Obama Strikes Populist Chord With Speech in Heartland
Venturing into the conservative heartland, President Obama on Tuesday delivered his most pointed appeal yet for using taxes and regulations to level the economic playing field.
“This country succeeds when everyone gets a fair shot, when everyone does their fair share, and when everyone plays by the same rules, ” he told a crowd packed into a school gymnasium.
Infusing his speech with the type of populist language that has emerged in the Occupy protests around the nation, Mr. Obama warned that growing income inequality meant that the United States was undermining its middle class. He said it “gives lie to the promise that’s at the very heart of America: that this is the place where you can make it if you try.”
“This is a make or break moment for the middle class, and all those who are fighting to get into the middle class,” Mr. Obama said as he sought to make an economic case for his re-election next year. “At stake is whether this will be a country where working people can earn enough to raise a family, build a modest savings, own a home and secure their retirement.”
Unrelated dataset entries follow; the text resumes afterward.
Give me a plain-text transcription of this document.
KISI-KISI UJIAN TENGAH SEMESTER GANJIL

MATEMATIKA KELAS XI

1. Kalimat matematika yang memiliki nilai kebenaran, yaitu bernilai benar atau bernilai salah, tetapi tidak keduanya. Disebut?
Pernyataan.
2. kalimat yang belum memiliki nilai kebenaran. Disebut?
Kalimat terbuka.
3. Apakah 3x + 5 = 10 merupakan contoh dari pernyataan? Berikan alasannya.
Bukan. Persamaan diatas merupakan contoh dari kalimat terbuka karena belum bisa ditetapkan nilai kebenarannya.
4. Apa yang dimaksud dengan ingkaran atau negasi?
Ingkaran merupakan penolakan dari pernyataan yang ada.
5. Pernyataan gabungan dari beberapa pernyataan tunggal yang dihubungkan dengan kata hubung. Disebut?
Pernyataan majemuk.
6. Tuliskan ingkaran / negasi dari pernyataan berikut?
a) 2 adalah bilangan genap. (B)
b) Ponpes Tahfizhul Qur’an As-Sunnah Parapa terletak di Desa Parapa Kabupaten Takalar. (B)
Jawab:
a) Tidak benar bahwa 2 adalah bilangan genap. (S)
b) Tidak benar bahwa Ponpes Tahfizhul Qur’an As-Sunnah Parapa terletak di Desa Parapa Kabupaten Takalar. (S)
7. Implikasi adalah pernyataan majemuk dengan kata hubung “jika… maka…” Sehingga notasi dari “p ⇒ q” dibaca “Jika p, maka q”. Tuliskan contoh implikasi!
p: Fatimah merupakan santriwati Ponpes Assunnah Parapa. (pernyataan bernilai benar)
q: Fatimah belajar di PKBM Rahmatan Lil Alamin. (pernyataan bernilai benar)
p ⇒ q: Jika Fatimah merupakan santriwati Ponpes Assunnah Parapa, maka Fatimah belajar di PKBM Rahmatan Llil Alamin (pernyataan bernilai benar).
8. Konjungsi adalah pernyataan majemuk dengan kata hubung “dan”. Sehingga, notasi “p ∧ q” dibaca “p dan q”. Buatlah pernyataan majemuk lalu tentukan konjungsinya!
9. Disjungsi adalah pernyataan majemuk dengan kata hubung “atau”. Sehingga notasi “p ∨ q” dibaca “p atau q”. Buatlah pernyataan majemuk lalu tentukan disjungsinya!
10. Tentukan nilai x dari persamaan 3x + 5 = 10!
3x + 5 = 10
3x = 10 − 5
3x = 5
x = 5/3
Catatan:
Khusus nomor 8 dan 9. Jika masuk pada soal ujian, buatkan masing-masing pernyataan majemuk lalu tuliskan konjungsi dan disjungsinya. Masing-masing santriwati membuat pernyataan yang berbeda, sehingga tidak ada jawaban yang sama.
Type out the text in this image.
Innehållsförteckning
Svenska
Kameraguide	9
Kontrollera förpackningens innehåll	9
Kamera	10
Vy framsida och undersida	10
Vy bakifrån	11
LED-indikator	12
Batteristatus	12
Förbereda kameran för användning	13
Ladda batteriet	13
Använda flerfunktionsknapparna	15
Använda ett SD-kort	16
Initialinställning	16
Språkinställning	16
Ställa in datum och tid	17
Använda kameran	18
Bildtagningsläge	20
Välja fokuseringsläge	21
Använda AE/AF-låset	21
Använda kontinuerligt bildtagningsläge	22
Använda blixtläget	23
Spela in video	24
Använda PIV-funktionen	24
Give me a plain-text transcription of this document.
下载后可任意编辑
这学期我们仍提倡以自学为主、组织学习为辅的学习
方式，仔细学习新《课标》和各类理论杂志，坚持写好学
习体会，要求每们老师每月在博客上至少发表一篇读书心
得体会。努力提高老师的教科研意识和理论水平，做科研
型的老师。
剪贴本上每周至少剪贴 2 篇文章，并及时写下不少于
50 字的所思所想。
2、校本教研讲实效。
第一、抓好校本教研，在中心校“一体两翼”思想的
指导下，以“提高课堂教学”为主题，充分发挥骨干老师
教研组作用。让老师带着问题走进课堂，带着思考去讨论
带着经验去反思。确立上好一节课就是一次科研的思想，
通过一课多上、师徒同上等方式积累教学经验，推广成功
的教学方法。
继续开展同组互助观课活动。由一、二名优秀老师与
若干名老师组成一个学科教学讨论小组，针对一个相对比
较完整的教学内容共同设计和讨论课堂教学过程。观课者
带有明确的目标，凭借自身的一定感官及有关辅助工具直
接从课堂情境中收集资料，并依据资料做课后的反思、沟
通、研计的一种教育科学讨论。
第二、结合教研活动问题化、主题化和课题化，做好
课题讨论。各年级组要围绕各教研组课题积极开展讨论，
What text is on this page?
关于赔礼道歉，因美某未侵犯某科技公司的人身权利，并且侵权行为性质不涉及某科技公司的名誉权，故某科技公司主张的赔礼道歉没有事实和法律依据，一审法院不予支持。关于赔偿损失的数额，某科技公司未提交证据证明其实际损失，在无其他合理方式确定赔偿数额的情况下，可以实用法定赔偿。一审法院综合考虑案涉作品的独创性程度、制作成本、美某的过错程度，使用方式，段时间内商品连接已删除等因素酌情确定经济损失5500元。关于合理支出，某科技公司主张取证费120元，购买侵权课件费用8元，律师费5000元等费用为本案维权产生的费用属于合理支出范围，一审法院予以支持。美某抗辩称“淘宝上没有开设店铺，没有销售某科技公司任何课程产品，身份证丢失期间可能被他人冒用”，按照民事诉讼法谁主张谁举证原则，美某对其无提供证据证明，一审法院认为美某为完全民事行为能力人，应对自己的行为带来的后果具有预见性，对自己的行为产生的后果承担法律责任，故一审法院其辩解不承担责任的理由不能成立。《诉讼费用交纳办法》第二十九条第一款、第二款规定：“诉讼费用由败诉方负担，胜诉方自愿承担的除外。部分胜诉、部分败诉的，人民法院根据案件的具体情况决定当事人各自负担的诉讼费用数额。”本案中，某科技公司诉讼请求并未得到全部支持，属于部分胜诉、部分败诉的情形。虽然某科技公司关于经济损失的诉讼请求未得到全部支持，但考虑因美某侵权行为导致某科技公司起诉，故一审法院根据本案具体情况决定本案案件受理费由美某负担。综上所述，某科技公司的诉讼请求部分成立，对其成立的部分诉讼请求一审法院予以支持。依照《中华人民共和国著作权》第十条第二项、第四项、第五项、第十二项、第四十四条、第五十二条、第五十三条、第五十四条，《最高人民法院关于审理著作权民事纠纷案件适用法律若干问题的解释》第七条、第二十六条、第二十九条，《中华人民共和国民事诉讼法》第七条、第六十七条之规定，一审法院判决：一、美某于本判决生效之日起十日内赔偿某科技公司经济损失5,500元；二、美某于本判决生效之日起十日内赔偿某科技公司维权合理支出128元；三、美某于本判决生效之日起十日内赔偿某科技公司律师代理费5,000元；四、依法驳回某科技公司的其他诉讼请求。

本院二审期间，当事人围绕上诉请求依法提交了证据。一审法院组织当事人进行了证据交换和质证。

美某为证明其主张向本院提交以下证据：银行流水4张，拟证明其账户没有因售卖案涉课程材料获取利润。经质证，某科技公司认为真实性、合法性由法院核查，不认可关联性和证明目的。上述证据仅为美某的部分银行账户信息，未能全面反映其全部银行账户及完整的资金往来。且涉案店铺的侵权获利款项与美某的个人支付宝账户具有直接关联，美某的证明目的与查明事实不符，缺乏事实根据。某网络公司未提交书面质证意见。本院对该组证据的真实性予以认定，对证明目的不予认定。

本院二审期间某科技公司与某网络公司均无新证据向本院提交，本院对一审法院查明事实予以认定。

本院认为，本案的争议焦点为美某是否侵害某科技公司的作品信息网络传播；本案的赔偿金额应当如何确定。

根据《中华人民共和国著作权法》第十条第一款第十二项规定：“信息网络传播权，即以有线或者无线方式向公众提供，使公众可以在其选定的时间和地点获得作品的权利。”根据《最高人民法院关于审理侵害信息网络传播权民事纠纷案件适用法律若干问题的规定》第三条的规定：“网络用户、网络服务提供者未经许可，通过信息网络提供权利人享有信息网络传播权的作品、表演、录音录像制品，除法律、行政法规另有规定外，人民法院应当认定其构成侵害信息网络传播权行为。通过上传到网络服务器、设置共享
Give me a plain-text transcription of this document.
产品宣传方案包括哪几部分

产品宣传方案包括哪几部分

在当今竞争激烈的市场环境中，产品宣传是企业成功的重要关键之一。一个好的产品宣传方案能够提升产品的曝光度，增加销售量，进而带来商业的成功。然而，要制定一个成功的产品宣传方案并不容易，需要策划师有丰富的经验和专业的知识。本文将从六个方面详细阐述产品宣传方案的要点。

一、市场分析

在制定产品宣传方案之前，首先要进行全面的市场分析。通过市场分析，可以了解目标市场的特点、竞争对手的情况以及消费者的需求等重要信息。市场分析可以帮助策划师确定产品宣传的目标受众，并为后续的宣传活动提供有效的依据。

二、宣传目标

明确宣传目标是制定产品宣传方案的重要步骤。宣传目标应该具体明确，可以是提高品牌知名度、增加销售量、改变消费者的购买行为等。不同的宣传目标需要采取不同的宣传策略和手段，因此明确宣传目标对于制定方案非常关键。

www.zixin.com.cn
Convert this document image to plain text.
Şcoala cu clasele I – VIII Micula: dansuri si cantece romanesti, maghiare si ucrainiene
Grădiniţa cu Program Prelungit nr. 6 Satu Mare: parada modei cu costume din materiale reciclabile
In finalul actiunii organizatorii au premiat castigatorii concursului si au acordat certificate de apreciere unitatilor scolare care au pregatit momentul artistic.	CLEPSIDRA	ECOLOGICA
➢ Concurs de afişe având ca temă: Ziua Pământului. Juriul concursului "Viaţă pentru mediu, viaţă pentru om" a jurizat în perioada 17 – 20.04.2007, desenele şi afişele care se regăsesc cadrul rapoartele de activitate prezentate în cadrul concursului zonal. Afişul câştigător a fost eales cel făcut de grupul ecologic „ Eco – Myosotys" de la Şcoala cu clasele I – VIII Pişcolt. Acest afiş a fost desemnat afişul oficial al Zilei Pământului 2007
Mr. Obama chose this town of 4,500 people where Theodore Roosevelt once laid out the progressive platform he called “A New Nationalism” to make his call for the payroll tax cut and deliver a broader message against the Republican economic agenda. It was his third trip out of Washington in three weeks to press for passage of the payroll tax break set to expire next month. Under the Democratic proposal, which Republicans have blocked, the cut that would go to most working Americans would be offset by a surtax on people earning more than $1 million a year.